Banks have identified challenges that, unless fully addressed, the industrialisation dream would be difficult to realise. Some of the challenges are within the banks’s ability but some require joint efforts by the government and other stakeholders to address.

The NMB head of Wholesale Business Mr Filbert Mponzi who spoke about Tanzania’s banking sector at the Mwananchi Thought Leadership Forum (MTLF) last week said lenders are already participating but they have challenges that they should address to move on.

“The issue is that the largest share of the money that we have is from short-term deposits which are not suitable for long-term loans,” said Mr Mponzi. “Most deposits are in current accounts which can be moved out of the banks anytime…We cannot use such deposits to finance industrial projects which need over five years to repay,” he added. Banks are doing something to address that issue.

“NMB, for example, has been working with foreign development finance institutions (DFIs) and managed to mobilise Sh300 billion,” he said. Most Tanzanian banks do not have the adequate skills to assess long-term loans, Mr Mponzi said. “There are specialized skills which are required when it comes to assessing long-term projects and majority of banks do not have that,” he added.

The industrial sector which is dominated by manufacturing is the third recipient of the credit extended by commercial banks according to official statistics. According to the Bank of Tanzania, manufacturing accounted for 10.9 per cent of the credit extended by banks to major economic activities in the year ended July 2018.

The rate compares poorly with 27.8 per cent and 19.7 per cent for personal and trade activities respectively. Tanzania has only three Development Finance Institutions namely Tanzania Agricultural Development Bank (TADB), Tanzania Mortgage Refinance Company (TMRC) and TIB Development Bank.

“These banks are not enough to take us to the industrial economy we want,” said Tanzania Private Sector Foundation (TPSF) executive director Mr Godfrey Simbeye who was one of the speakers in the MTLF.

The forum brought together government officials, industrialists, experts and ordinary Tanzanians to deliberate on opportunities and challenges towards implementing the much-touted industrialization drive. A participant introduced as Gabriel Ango advised local banks to join hands and form a special window which will help financing of the industrial projects in Tanzania.

“The government through the Ministry of Finance and Planning can support the window and attract international development financial institutions as well as multilateral institutions such as the World Bank to inject long-term financing which also have lower interest rates,” he said.

What more should be done?

Experts say a number of things should be done to help mobilise financial resources for industrialisation. Sensitive people on savings

Many Tanzanians do not have the habit of putting their money in the banking system. In the book Tanzania Industrialisation Journey, 2016-2056, Ali Mufuruki and others say Tanzania’s savings as a proportion of the Gross Domestic Product (GDP) is lower than the investment rate, which is not healthy for financing industries.

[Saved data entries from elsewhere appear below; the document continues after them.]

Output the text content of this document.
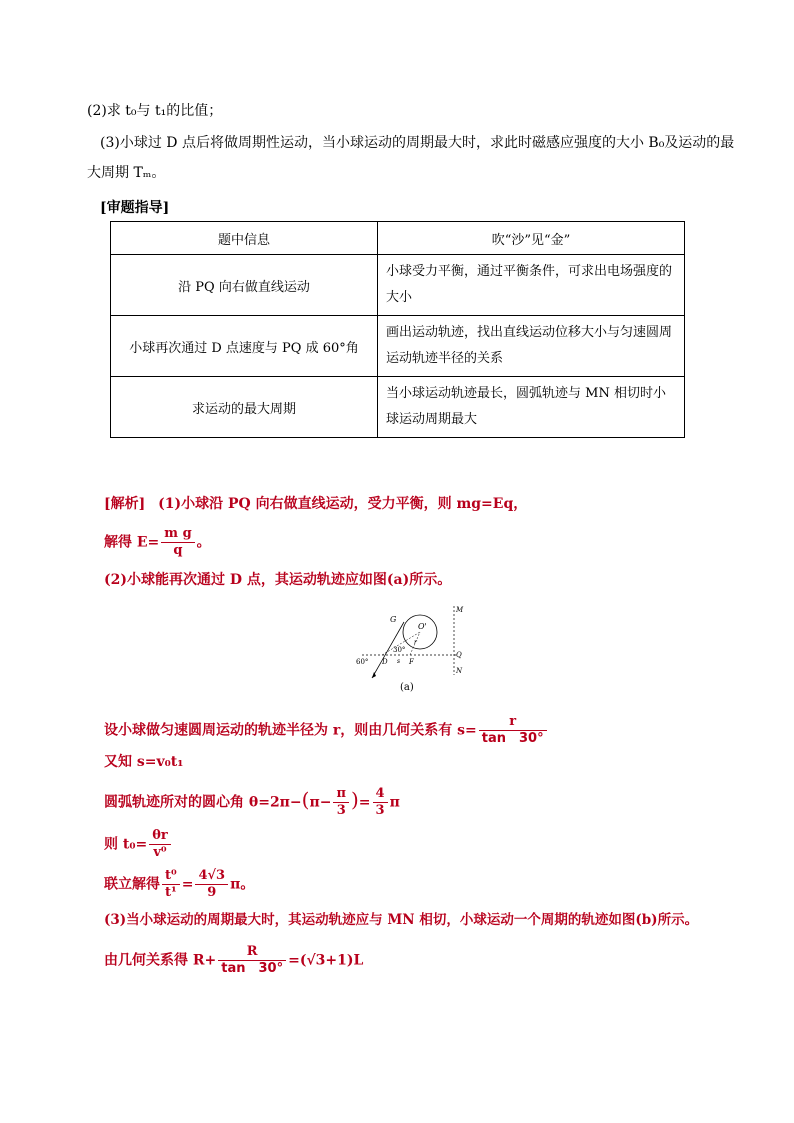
(2)求 t₀与 t₁的比值；
(3)小球过 D 点后将做周期性运动，当小球运动的周期最大时，求此时磁感应强度的大小 B₀及运动的最
大周期 Tₘ。
[审题指导]
题中信息	吹“沙”见“金”
沿 PQ 向右做直线运动	小球受力平衡，通过平衡条件，可求出电场强度的大小
小球再次通过 D 点速度与 PQ 成 60°角	画出运动轨迹，找出直线运动位移大小与匀速圆周运动轨迹半径的关系
求运动的最大周期	当小球运动轨迹最长，圆弧轨迹与 MN 相切时小球运动周期最大
[解析] (1)小球沿 PQ 向右做直线运动，受力平衡，则 mg=Eq，
解得 $E= \frac{\text{m g}}{q}$ 。
(2)小球能再次通过 D 点，其运动轨迹应如图(a)所示。
G
O'
M
Q
N
D	F
s
r
60°
30°
(a)
设小球做匀速圆周运动的轨迹半径为 r，则由几何关系有 $s= \frac{r}{\tan 30^\circ}$
又知 s=v₀t₁
圆弧轨迹所对的圆心角 $\theta=2\pi-(\pi- \frac{\pi}{3}$ )= $\frac{4}{3}$ π
则 $t_0= \frac{\theta r}{\text{v⁰}}$
联立解得 $\frac{\text{t⁰}}{\text{t¹}} = \frac{4√3}{9}$ π。
(3)当小球运动的周期最大时，其运动轨迹应与 MN 相切，小球运动一个周期的轨迹如图(b)所示。
由几何关系得 $R+ \frac{R}{\tan 30^\circ} =(√3+1)L$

“The total country’s savings as a proportion of our GDP is 20 per cent per annum, while our investment rate per year is 30 per cent of GDP. We finance the gap using foreign sources of capital in the form of loans and grants. We need to gradually reduce this gap,” book reads in part.

The book says it requires a cultural re-orientation as a people and as a nation, from a cycle of low savings and high consumption to high savings and high investment.

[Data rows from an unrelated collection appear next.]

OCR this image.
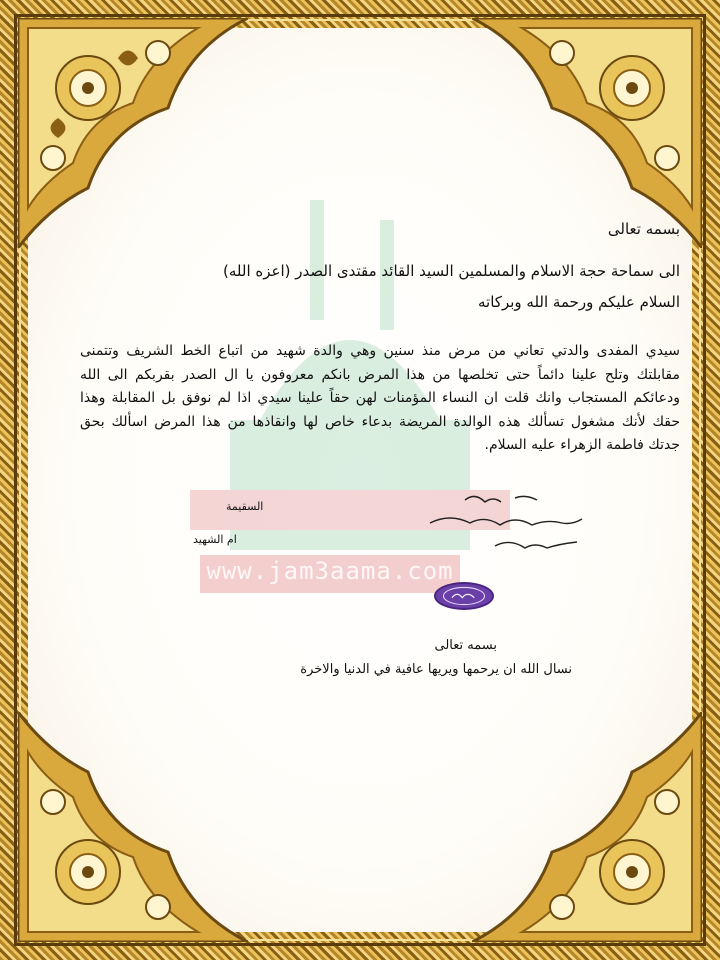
www.jam3aama.com
بسمه تعالى
الى سماحة حجة الاسلام والمسلمين السيد القائد مقتدى الصدر (اعزه الله)
السلام عليكم ورحمة الله وبركاته
سيدي المفدى والدتي تعاني من مرض منذ سنين وهي والدة شهيد من اتباع الخط الشريف وتتمنى مقابلتك وتلح علينا دائماً حتى تخلصها من هذا المرض بانكم معروفون يا ال الصدر بقربكم الى الله ودعائكم المستجاب وانك قلت ان النساء المؤمنات لهن حقاً علينا سيدي اذا لم نوفق بل المقابلة وهذا حقك لأنك مشغول تسألك هذه الوالدة المريضة بدعاء خاص لها وانقاذها من هذا المرض اسألك بحق جدتك فاطمة الزهراء عليه السلام.
السقيمة
ام الشهيد
بسمه تعالى
نسال الله ان يرحمها ويريها عافية في الدنيا والاخرة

“The government through the Central Bank and the Treasury can create monetary and fiscal policy tools that can encourage savings and eventually create a culture change in this area,” the books reads.

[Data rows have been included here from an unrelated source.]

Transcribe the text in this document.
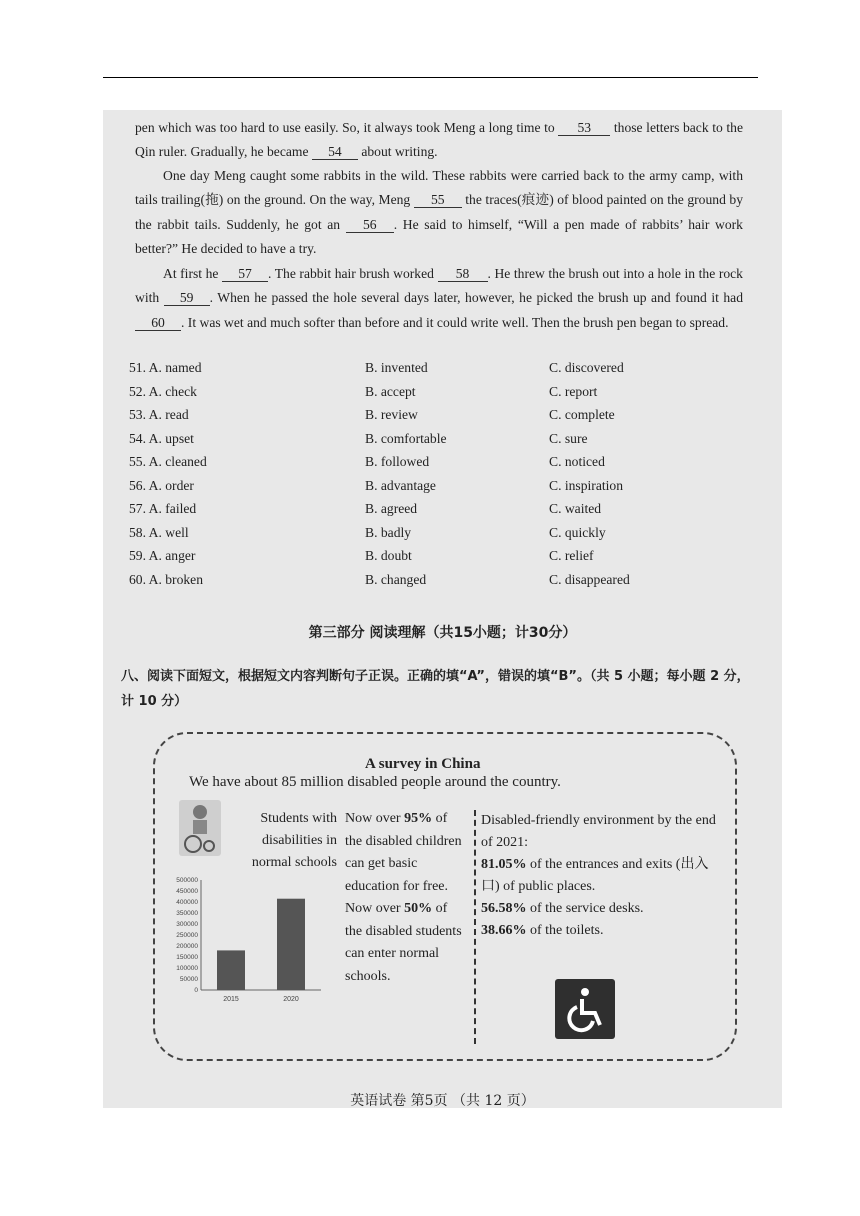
pen which was too hard to use easily. So, it always took Meng a long time to 53 those letters back to the Qin ruler. Gradually, he became 54 about writing.

One day Meng caught some rabbits in the wild. These rabbits were carried back to the army camp, with tails trailing(拖) on the ground. On the way, Meng 55 the traces(痕迹) of blood painted on the ground by the rabbit tails. Suddenly, he got an 56 . He said to himself, “Will a pen made of rabbits’ hair work better?” He decided to have a try.

At first he 57 . The rabbit hair brush worked 58 . He threw the brush out into a hole in the rock with 59 . When he passed the hole several days later, however, he picked the brush up and found it had 60 . It was wet and much softer than before and it could write well. Then the brush pen began to spread.

51. A. named	B. invented	C. discovered
52. A. check	B. accept	C. report
53. A. read	B. review	C. complete
54. A. upset	B. comfortable	C. sure
55. A. cleaned	B. followed	C. noticed
56. A. order	B. advantage	C. inspiration
57. A. failed	B. agreed	C. waited
58. A. well	B. badly	C. quickly
59. A. anger	B. doubt	C. relief
60. A. broken	B. changed	C. disappeared
第三部分 阅读理解（共15小题；计30分）
八、阅读下面短文，根据短文内容判断句子正误。正确的填“A”，错误的填“B”。（共 5 小题；每小题 2 分，计 10 分）
A survey in China
We have about 85 million disabled people around the country.
Students with disabilities in normal schools
0
50000
100000
150000
200000
250000
300000
350000
400000
450000
500000
2015	2020
Now over 95% of the disabled children can get basic education for free.
Now over 50% of the disabled students can enter normal schools.
Disabled-friendly environment by the end of 2021:
81.05% of the entrances and exits (出入口) of public places.
56.58% of the service desks.
38.66% of the toilets.
英语试卷 第5页 （共 12 页）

But the book also says that there is need to diversify sources of finances to relieve the banking sector. It includes attracting more Foreign Direct Investments (FDIs) to build quality industries.

“In 2015, FDI flow to Tanzania was about 3 per cent of the total FDIs to Africa. Our target should be between 5 per cent and 7 per cent. This will mean attracting between US$ 3 billion to $5 billion per annum,” the book reads.

The other option is to develop and increasing the depth of capital markets.